Hello from Washington, DC! I am at the end of my first evening at the Behavior, Energy, and Climate Change Conference. I think I’ve died and gone to heaven–there are so many incredible people here, with so much experience, and who truly understand the task of changing culture and behavior to meet important environmental and community outcomes.
In the opening evening of the conference, early-arrivals gathered for a social desserts-only networking event. I’ve already run into several individuals I only hoped to meet and have time to chat with here, and had a wonderful discussion with Cool Choices (see previous post) and a programmer from University of Hawaii about “gamification” for energy savings.
For our networking activities, we played different games, including “two truths and a lie” and even Charades.
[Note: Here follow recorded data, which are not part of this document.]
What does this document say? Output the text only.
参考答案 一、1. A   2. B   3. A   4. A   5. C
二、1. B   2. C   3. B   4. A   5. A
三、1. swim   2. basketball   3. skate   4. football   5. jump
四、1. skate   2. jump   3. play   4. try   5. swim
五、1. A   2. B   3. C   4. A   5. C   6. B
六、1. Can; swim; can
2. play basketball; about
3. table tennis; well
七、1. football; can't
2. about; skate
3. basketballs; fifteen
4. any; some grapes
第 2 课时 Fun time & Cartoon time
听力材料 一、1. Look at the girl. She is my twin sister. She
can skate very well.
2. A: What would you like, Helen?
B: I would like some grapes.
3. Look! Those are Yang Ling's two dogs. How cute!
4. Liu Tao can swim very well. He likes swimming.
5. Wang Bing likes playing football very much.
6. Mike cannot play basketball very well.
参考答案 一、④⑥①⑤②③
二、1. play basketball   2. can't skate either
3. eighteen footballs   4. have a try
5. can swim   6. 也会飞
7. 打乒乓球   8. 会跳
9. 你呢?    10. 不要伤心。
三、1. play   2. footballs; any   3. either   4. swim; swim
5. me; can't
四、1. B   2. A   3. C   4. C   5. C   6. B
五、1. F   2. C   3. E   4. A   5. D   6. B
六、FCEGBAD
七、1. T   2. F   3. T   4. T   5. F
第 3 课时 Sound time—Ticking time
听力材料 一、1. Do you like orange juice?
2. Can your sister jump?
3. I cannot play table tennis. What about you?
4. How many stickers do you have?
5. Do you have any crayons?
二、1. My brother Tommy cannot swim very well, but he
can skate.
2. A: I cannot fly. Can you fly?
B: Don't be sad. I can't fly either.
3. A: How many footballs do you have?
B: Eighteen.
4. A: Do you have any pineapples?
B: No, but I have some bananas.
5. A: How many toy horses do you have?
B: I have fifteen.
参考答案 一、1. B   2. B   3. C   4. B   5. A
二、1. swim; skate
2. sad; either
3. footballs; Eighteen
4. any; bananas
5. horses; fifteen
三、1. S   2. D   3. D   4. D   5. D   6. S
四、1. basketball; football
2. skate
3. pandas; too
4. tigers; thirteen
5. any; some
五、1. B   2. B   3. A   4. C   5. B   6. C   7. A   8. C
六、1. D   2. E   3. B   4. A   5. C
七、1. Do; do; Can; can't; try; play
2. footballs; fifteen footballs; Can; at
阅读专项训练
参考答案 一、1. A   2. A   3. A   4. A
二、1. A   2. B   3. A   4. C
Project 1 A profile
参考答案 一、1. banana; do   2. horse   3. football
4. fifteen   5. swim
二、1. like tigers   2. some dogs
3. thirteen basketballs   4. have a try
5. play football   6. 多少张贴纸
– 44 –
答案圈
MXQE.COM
As Kathy Kundt from Cool Choices pointed out in her opening talk, games are fun. “Fun” isn’t necessarily how we’ve branded energy efficiency. But games can bring that element to the work we value.
She talked about some of the outcomes from doing games: People try new things, we take risks. We get engaged and maybe even competitive. Games are social, so our actions are done in a social context (which can lead to norming effects and social diffusion). Most of all, we have fun.
The element of fun is important.
- We try new things because they are fun. If a friend recommends a book (social diffusion), we only take them up on it if it’s fun.
- We are likely to do things again if they are fun. If we try a new restaurant and have a good time, we’ll go back again.
If we engage with energy with our friends and community and it is fun…we are much more likely to do it again.